I look forward to seeing what Heineken will come up with this year.

Video it

Videos are increasingly appearing on sustainability pages and all the cool companies are doing it. These are generally short, with great visuals and help bring sustainability to life.

Innocent drinks has fun visuals and videos to illustrate all the good it is doing. I particularly like its staff engagement video about recycling. Virgin Media has gone even further in the past with an immersive video as an engagement hook.

DIY reporting

During a sustainability event recently, I heard someone sigh, “Wouldn’t it be great to be able to download just the information you need?” Thankfully, this is becoming more widely available!

On Intel’s corporate responsibility microsite, you can ‘build your own sustainability report’ by downloading the sections you are interested in. Merck and Bosch both offer interactive chart generators, where you can view different charts and select the Key Performance Indicators (KPIs) that interest you.

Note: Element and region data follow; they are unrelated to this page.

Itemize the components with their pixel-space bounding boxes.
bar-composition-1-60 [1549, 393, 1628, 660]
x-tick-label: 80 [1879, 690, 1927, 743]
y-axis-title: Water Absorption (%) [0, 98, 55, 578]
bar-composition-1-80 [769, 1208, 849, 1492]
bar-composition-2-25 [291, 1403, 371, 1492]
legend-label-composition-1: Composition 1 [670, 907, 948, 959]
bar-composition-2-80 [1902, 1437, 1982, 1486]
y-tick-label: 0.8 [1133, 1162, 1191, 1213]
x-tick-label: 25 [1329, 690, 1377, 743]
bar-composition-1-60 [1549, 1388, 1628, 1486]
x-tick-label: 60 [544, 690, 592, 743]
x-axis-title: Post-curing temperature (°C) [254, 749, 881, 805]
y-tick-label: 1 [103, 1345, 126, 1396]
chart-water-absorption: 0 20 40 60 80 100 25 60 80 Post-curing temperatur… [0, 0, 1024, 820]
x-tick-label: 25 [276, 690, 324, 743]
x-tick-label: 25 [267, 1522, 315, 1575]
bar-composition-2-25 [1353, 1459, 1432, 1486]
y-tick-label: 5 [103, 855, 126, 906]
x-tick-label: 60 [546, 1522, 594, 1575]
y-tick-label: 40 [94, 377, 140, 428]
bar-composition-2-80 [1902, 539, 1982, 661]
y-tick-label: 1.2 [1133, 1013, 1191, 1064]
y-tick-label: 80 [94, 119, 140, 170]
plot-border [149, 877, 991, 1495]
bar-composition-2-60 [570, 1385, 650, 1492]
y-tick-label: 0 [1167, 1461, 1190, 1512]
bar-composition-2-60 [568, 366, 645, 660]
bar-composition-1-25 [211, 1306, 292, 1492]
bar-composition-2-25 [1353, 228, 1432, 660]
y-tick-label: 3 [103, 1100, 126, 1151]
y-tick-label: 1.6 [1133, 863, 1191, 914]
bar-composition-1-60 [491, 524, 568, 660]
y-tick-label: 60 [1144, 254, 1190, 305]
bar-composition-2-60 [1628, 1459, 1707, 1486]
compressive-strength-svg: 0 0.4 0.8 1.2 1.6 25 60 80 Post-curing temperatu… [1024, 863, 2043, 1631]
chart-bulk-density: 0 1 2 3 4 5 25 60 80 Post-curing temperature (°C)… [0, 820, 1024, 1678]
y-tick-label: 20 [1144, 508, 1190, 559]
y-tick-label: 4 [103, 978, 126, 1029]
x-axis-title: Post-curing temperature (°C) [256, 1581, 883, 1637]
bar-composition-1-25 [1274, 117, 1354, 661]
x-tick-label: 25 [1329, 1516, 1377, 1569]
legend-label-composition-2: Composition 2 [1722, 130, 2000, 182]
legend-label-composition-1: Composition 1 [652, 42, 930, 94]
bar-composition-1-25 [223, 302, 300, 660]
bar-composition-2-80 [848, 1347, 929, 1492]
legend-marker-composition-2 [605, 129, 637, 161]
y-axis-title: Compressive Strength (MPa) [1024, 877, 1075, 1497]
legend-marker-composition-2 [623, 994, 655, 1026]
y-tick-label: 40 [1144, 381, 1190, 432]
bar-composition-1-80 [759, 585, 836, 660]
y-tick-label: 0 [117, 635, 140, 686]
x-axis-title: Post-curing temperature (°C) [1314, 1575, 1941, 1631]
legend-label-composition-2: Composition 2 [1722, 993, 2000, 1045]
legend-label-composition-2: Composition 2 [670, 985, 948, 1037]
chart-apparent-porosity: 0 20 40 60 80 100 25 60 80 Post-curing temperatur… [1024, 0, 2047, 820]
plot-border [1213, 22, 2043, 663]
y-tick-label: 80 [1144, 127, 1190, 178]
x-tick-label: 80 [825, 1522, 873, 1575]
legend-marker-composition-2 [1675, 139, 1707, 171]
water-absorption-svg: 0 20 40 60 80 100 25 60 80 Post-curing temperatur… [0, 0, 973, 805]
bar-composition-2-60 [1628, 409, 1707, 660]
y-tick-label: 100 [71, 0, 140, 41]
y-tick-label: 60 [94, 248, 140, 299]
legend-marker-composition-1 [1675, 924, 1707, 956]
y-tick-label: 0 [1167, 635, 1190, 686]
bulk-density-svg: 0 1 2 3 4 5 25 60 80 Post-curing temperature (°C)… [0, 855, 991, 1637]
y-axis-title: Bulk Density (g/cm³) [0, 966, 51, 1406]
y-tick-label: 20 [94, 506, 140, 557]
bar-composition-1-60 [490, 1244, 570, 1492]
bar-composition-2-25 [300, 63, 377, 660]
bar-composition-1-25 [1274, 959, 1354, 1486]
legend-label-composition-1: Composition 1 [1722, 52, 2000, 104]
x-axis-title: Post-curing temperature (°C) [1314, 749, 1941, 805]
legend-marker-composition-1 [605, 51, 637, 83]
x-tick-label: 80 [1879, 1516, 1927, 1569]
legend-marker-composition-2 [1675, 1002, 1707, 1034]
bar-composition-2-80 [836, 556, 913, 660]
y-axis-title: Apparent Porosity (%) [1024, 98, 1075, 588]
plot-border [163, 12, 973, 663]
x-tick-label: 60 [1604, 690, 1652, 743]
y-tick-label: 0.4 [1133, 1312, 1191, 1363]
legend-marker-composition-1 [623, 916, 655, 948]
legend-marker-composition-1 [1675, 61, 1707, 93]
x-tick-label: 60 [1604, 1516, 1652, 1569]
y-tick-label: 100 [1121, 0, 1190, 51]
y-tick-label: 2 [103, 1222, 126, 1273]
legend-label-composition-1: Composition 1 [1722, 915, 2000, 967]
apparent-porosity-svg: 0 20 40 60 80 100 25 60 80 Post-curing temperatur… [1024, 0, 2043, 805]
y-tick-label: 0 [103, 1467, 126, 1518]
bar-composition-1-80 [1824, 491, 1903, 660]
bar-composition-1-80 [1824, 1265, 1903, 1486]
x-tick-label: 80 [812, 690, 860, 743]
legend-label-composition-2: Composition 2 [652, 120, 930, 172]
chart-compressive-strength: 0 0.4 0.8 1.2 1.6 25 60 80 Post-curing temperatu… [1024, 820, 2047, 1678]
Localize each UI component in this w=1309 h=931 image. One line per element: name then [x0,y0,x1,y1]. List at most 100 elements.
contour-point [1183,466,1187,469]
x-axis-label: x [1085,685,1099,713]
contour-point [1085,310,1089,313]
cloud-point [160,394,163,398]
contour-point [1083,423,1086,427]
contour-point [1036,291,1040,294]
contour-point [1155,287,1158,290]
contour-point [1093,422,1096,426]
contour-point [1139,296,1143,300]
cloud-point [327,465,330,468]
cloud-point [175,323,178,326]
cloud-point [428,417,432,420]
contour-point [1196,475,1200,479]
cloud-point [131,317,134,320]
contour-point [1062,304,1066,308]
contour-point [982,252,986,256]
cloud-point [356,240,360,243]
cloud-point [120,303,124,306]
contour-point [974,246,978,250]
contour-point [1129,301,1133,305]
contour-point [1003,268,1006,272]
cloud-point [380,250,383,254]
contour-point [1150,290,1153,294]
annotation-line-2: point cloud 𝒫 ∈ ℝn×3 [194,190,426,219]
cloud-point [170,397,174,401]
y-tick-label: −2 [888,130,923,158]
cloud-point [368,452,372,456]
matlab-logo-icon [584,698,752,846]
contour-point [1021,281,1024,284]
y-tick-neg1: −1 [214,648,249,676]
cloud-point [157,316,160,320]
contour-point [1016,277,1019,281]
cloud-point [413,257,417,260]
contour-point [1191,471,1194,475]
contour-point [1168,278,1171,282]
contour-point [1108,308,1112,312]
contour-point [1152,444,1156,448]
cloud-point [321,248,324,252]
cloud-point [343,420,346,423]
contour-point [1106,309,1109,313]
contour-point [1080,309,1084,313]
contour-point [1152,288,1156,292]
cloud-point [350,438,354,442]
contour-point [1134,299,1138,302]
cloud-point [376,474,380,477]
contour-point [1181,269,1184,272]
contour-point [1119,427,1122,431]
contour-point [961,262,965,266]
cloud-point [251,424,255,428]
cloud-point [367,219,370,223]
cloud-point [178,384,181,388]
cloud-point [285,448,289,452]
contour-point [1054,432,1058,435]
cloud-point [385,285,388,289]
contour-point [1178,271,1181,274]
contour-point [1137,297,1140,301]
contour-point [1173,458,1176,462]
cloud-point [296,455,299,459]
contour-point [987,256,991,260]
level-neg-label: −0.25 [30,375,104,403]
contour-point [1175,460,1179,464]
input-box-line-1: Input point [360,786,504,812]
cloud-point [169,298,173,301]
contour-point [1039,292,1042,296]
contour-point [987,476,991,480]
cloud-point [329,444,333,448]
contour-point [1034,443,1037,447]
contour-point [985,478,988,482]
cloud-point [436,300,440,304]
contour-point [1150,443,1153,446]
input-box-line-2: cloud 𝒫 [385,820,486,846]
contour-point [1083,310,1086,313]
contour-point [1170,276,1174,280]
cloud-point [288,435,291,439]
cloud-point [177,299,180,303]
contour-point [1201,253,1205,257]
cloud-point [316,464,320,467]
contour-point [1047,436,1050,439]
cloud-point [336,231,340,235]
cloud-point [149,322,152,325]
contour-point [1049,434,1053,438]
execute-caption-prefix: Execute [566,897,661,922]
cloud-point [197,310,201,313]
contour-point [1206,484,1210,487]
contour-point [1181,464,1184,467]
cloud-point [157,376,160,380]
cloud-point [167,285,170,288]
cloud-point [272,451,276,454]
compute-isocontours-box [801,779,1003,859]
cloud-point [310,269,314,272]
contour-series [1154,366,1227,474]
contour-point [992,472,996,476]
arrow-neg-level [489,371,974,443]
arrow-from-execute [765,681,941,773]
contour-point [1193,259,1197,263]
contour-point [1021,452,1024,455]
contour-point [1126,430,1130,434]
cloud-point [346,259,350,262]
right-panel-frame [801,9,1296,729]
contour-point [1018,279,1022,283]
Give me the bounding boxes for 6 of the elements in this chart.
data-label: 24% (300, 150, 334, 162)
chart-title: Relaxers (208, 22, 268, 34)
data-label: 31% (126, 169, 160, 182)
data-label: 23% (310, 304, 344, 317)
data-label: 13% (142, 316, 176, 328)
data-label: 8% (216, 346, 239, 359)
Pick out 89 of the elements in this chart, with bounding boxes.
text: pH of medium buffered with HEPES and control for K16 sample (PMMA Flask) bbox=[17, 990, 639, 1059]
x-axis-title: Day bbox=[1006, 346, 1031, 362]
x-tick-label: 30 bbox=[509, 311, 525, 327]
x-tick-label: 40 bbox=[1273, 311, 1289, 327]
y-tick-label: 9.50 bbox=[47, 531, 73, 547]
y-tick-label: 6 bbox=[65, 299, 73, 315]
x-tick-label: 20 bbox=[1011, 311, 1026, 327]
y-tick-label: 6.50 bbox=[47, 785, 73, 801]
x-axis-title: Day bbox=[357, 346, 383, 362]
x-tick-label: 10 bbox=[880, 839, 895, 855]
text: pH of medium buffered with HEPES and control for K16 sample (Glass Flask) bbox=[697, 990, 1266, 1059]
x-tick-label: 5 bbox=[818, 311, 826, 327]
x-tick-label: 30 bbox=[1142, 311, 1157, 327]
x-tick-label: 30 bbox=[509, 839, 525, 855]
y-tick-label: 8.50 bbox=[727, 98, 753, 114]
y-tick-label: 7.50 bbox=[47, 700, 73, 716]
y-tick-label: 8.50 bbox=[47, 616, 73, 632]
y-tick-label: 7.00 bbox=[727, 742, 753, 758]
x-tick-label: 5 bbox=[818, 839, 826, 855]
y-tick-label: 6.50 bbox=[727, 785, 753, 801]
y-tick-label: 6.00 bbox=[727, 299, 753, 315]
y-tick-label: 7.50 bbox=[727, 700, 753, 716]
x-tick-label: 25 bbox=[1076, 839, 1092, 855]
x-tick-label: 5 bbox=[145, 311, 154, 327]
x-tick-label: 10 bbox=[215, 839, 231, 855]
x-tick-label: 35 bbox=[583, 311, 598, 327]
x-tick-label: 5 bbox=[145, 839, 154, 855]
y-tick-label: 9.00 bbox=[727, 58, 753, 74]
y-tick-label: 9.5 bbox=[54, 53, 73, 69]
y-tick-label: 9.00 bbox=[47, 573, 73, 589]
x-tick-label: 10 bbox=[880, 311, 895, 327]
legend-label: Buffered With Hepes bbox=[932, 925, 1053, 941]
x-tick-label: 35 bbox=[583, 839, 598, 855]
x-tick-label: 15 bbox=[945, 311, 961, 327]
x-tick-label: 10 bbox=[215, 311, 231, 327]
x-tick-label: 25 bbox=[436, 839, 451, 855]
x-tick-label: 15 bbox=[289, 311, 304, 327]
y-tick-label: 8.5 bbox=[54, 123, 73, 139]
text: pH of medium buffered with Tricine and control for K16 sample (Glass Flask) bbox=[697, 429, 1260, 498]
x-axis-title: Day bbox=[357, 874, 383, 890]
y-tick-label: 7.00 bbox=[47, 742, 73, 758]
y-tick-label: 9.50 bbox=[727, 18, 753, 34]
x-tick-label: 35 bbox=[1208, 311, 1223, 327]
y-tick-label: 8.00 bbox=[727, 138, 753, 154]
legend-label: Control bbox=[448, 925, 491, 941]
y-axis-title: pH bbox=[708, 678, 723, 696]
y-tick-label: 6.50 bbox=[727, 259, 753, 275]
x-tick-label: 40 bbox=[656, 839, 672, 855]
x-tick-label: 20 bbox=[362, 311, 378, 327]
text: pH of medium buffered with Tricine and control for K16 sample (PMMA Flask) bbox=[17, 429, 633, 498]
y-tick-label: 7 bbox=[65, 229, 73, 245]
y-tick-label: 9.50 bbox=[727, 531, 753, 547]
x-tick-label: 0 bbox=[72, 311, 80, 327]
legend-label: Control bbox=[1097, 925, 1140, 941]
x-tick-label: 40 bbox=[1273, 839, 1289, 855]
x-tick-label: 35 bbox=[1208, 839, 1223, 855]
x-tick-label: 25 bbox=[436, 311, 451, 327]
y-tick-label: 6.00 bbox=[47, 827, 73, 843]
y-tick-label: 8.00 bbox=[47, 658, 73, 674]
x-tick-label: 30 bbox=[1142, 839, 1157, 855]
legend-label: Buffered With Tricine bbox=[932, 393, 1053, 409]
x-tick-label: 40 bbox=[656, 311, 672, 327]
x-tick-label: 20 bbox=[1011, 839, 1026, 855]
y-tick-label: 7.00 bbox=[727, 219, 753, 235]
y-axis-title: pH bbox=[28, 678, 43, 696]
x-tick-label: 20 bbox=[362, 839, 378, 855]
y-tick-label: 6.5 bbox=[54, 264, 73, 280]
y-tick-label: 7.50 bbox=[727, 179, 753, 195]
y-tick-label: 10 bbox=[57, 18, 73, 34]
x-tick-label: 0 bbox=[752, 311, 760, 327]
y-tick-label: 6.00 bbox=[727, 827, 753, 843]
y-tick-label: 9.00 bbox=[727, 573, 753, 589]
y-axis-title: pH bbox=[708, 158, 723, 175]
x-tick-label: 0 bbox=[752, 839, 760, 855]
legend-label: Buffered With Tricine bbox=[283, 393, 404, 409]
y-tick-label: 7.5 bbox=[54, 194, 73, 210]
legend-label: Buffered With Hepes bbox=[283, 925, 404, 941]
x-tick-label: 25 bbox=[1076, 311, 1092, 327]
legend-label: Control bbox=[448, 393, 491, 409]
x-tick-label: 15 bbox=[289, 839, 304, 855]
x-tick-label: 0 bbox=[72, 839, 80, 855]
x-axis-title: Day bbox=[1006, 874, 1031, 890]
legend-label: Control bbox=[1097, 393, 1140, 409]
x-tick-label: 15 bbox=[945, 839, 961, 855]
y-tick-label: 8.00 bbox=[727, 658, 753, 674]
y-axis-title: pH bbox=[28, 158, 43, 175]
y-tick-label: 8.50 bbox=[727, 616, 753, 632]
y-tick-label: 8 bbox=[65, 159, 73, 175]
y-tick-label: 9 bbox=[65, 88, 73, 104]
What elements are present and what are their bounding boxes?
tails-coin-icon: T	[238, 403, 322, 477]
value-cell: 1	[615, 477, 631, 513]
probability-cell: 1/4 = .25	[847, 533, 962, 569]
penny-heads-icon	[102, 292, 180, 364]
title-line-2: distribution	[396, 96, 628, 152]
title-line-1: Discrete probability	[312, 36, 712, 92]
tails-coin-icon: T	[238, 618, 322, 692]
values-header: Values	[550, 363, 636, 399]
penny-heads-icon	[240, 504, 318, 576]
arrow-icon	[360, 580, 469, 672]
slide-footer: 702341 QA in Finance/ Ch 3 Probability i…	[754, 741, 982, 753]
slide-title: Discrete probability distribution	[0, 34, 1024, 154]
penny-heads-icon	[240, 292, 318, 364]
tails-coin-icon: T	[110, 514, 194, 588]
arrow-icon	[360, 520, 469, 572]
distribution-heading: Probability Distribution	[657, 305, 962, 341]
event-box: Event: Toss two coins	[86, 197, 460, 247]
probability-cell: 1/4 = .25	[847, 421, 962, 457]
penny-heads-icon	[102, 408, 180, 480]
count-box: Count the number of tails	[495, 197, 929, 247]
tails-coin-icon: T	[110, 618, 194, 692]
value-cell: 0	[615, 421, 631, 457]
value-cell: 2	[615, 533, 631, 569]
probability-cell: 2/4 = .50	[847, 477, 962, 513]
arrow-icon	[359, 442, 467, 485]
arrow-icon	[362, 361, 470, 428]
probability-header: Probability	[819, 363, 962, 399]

Bosch goes further by breaking the data down per continent and country. This multiplies the number of graphics you are able to see, without having to see pages and pages of graphs.

Interactive maps

Interactive maps are becoming popular and gaining traction in companies with complex supply chains.

Mosaic uses a ‘giving map’ to track its community investment. Patagonia and Coca-Cola each have sourcing maps, which show where major factories are located and where ingredients are sourced. This helps promote a transparent supply chain and can improve sustainable agriculture practices across the supply chain.